Mehdi Berroukeche avait trouvé un CDI, un appartement et il comptait se marier. Il a été tué dans la nuit du 28 au 29 décembre 2022 par son codétenu avec qui il partageait une cellule depuis seulement 24h et qui était atteint de troubles psychologiques.
Cinq mois après la mort de ce jeune homme de 25 ans à la prison de La Talaudière, à proximité de Saint-Étienne, sa mère, Sarah Ribeiro continue de remuer ciel et terre pour que son fils ne tombe pas dans l’oubli. Une mort qui aurait pu être évitée selon elle. Sarah Ribeiro pointe notamment la responsabilité des surveillants.
Son fils bénéficiait d’un régime de semi-liberté et devait sortir de prison en avril prochain. Il est à décédé à l’hôpital à la suite d’une hémorragie cérébrale. Une enquête puis une information judiciaire pour « homicide volontaire » a été ouverte et un juge d’instruction a été saisi pour faire la lumière sur ce terrible drame. Le codétenu responsable de sa mort a été mis en examen pour meurtre et placé en détention dans une autre prison.
LCDL : Le syndicat Force Ouvrière (FO) affirme qu’aussitôt alertés de l’agression de votre fils, les surveillants, qui se trouvaient à la maison d’arrêt situé à plusieurs centaines de mètres de ce quartier qui n’est pas surveillé la nuit, se sont rendus sur les lieux…
Sarah Ribeiro : Ce n’est pas ce que les autres détenus m’ont dit. Pendant près d’une heure, ces derniers, et ils étaient une trentaine, frappaient à la porte et criaient « Mirador, surveillants » pour que les agents interviennent. En vain : personne n’est venu.
Pourquoi les surveillants ont mis près d’une heure à intervenir ? Et pourquoi ont-ils mis plus de 10 heures à appeler la police ? Pendant une heure, le meurtrier s’est acharné sur mon fils. Il lui a sauté dessus lors de son sommeil, lui a découpé le contour des yeux, lui a fait un sourire à la Joker avant de lui exploser la tête plusieurs fois contre le mur.
La compagne de mon fils a été prévenue du drame par d’autres détenus. C’est elle qui m’a appelée, pas l’administration pénitentiaire. Le directeur de la prison a attendu quatre jours pour me contacter…
Vous pointez également du doigt la responsabilité de l’unité sanitaire de soins…
Oui. L’assassin de mon fils était dans une unité psychiatrique de la prison. Les médecins ont jugé qu’il était apte à sortir. Pour sa première nuit hors de l’unité psychiatrique, il a été placé avec mon fils dans une cellule dans le quartier de semi-liberté qui accueille des détenus en fin de peine.

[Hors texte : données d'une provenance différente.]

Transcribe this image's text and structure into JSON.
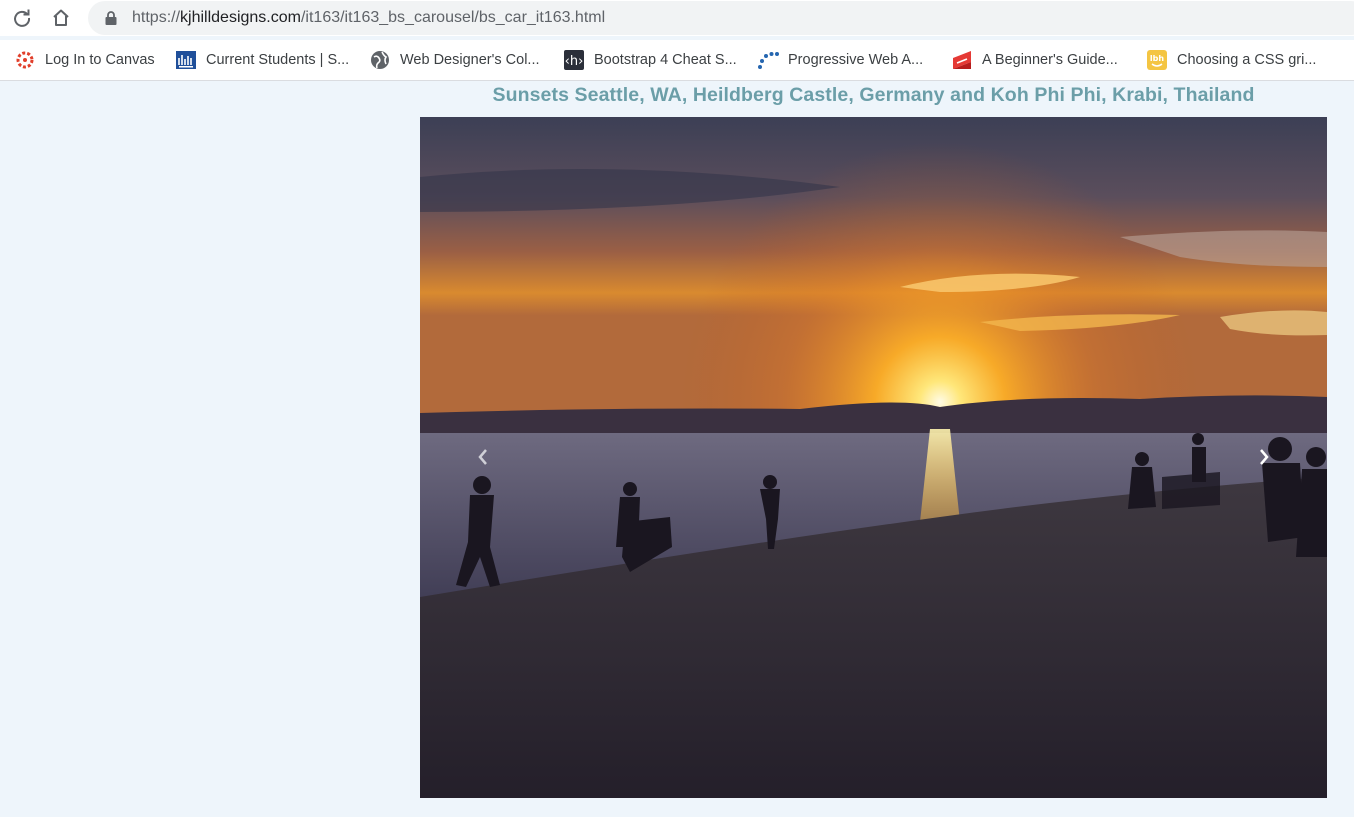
{
  "browser": {
    "url_scheme": "https://",
    "url_host": "kjhilldesigns.com",
    "url_path": "/it163/it163_bs_carousel/bs_car_it163.html",
    "bookmarks": [
      {
        "label": "Log In to Canvas",
        "icon": "canvas-icon"
      },
      {
        "label": "Current Students | S...",
        "icon": "college-icon"
      },
      {
        "label": "Web Designer's Col...",
        "icon": "globe-icon"
      },
      {
        "label": "Bootstrap 4 Cheat S...",
        "icon": "h-icon"
      },
      {
        "label": "Progressive Web A...",
        "icon": "dots-icon"
      },
      {
        "label": "A Beginner's Guide...",
        "icon": "scotch-icon"
      },
      {
        "label": "Choosing a CSS gri...",
        "icon": "lbh-icon"
      }
    ]
  },
  "page": {
    "heading": "Sunsets Seattle, WA, Heildberg Castle, Germany and Koh Phi Phi, Krabi, Thailand",
    "heading_color": "#6b9ea8",
    "background": "#eef5fb"
  },
  "carousel": {
    "slide_description_icon": "sunset-beach-image",
    "prev_icon": "chevron-left-icon",
    "next_icon": "chevron-right-icon"
  }
}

Et c’est lors de cette première nuit qu’il a commis cet acte barbare. Il a donc été mal évalué par les médecins. Ils ont sous-estimé sa dangerosité, il aurait dû être placé dans une cellule individuelle.
Pourquoi mon fils s’est-il retrouvé avec ce détenu dont le profil psychologique est instable ? Ce n’est pas parce qu’on ferme des hôpitaux psychiatriques qu’on doit mettre ce genre d’individus avec les autres détenus lambdas. Les surveillants de prison ne sont pas formés pour suivre quelqu’un qui a des antécédents psychiatriques. La place d’un fou est en psychiatrie. Avec du recul, j’imagine le carnage qu’il aurait pu commettre s’il avait été remis en liberté…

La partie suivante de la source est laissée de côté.